# I want to go solar, need some advice!



## Mr Chips (Mar 23, 2008)

http://www.backwoodshome.com/articles/hackleman65.html

http://www.energysavers.gov/your_home/water_heating/index.cfm/mytopic=12850


----------



## pyper (Jul 1, 2009)

You can find tables that will tell you how many BTU's fall on your location in each month. You can probably find them online, but you can also find them in library books.

If you're heating water in tubes, then you need to have two safety features. You need a pressure relief valve, in case they get too hot, and you need a way to drain the water if it's going to freeze. If you're putting panels on the roof and heating water in the basement, then you need a pump, and control circuitry.

I was interested in solar for a while, but decided a wood burning stove was probably cheaper and more reliable.

One solar use that really makes sense for a lot of people is a "batch" solar water heater. If only they weren't ugly...


----------



## YerDugliness (Jun 2, 2008)

Thanks for the links and suggestions, guys! All the information you have provided so far has been read and I find it very interesting.

I've already investigated a batch solar heater made from the tank of a gas-fired water heater. It might become the "preheater" for my electric whole-house HWOD unit during the winter, I think I can manage to "freezeproof" it with a little ingenuity. That removes one task from the rooftop solar system under consideration.....good news, no?

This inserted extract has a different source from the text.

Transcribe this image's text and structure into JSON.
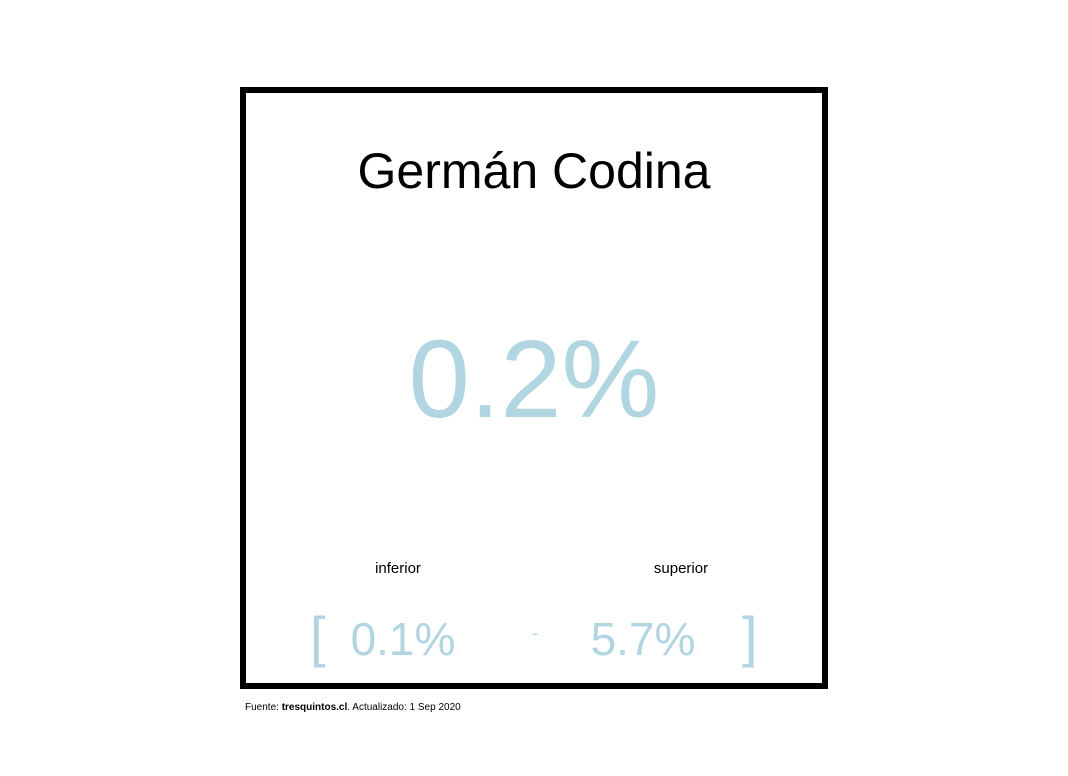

The home under consideration will have some heating assist from a very small wood-burning stove and also from a passive solar heat source, a "solarium" on the south side of the house that will not be adversely affected by the elm tree. It is my hopes that the solar panel can be engineered to provide enough "assist" as necessary so that the home can be kept "freeze-free" during my winter absences, that's all I really care about at this point. Current plans for the underfloor radiant system involve using a small 240V electric HWOD unit to heat the water, I could foresee that the HWOD unit could be energized/de-energized by some sort of thermostat and relay. That way the HWOD would function in flow-through mode until its assistance is needed, then it would kick in to ensure that gloomy days do not leave the home unheated--the only issue I foresee with that is that I would really like to be able to turn the electricity off at the meter box panel when I leave. Perhaps a large enough water storage tank in the basement mechanical room is the key to allowing for that. The home is located in extreme SW Kansas, which the government's charts describe as one of the best areas to use solar.

More ideas/comments/suggestions, please!

Dugly


----------